La ministra de Seguridad saliente Patricia Bullrich asumirá la jefatura del bloque de La Libertad Avanza, reemplazando a Ezequiel Atauche, en una estrategia que busca reforzar la mayoría oficialista, estrechar vínculos con aliados provinciales y reducir la influencia de Victoria Villarruel dentro del Senado. La apuesta del Gobierno es consolidar un interbloque liderado por ella, que actúe como núcleo de las fuerzas afines a la agenda reformista del presidente Javier Milei y facilite la aprobación de leyes clave durante las sesiones extraordinarias.
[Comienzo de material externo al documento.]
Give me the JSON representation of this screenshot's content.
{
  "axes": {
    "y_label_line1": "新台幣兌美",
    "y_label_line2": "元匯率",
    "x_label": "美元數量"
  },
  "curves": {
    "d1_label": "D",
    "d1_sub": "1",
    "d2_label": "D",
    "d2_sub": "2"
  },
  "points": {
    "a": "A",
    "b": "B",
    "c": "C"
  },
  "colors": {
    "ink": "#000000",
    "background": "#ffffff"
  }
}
Bullrich, que asumirá formalmente el cargo el 10 de diciembre, inició una serie de reuniones con senadores electos, aliados provinciales y bloques afines para sumar apoyos. Un análisis que hace Página 12 del contexto político actual, plantea que la estrategia contempla la creación de un interbloque oficialista con LLA como núcleo, aunque algunos sectores, como el PRO, expresaron reticencia a perder autonomía. La ministra busca formar una bancada de unos 20 senadores, incluyendo los electos del 26 de octubre, que aseguren al menos 37 votos, cifra necesaria para consolidar la mayoría oficialista en un Senado que históricamente ha sido desafiante para el Gobierno.

Patricia Bullrich asumirá la jefatura del bloque de La Libertad Avanza en el Senado a partir del 10 de diciembre.
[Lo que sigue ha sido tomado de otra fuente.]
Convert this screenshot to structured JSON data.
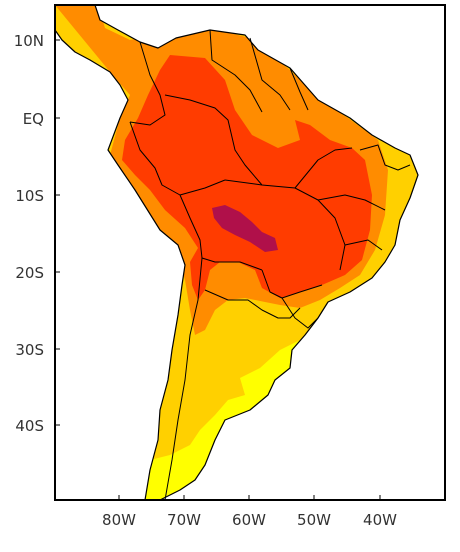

El desembarco de Bullrich forma parte del plan de la Casa Rosada para restar poder a la vicepresidenta Villarruel y recuperar la iniciativa política en la Cámara Alta. Por su parte, Karina Milei impulsa la candidatura de Nadia Márquez a la presidencia provisional del Senado, mientras busca aislar a los sectores más cercanos a Villarruel.

Bullrich busca consolidar la mayoría oficialista y reducir la influencia de Victoria Villarruel en la Cámara Alta.
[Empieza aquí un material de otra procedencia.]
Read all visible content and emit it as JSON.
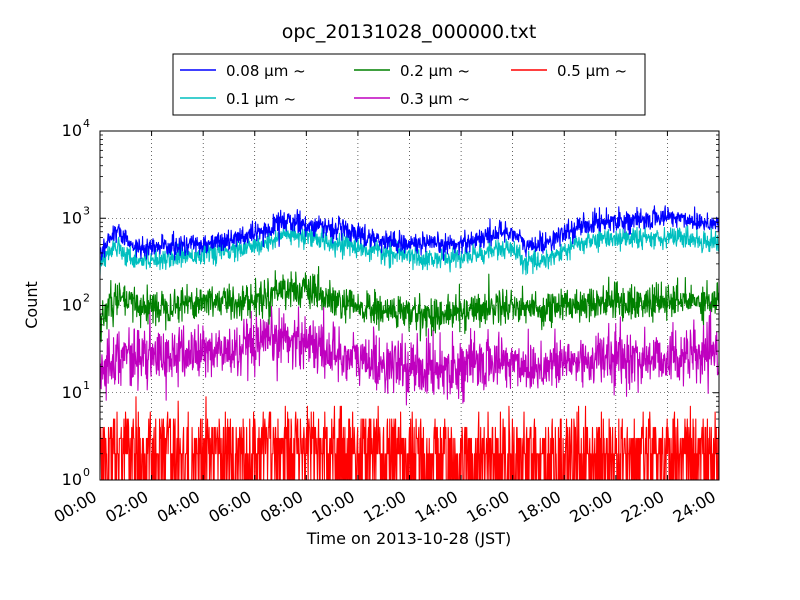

Patricia Bullrich, considerada la figura clave del nuevo bloque, buscará neutralizar al peronismo en el Senado. La Libertad Avanza pasará de un bloque marginal de cinco senadores a contar con 21 propios, y deberá reconstruir el vínculo con sus aliados para llevar adelante las reformas que la Casa Rosada exige.
La exministra planea ordenar la bancada y negociar sin perder autoridad, reforzando su rol como líder del interbloque y asegurando que las decisiones estratégicas se alineen con la agenda oficialista.

Reuniones con senadores electos y aliados provinciales forman parte de la estrategia.
Mientras tanto, Villarruel mantiene su distancia con el Gobierno y utiliza sus redes sociales para responder a críticas internas. En los próximos meses, la tensión entre la vicepresidenta y el nuevo interbloque de Patricia Bullrich definirá el equilibrio de poder dentro del Congreso.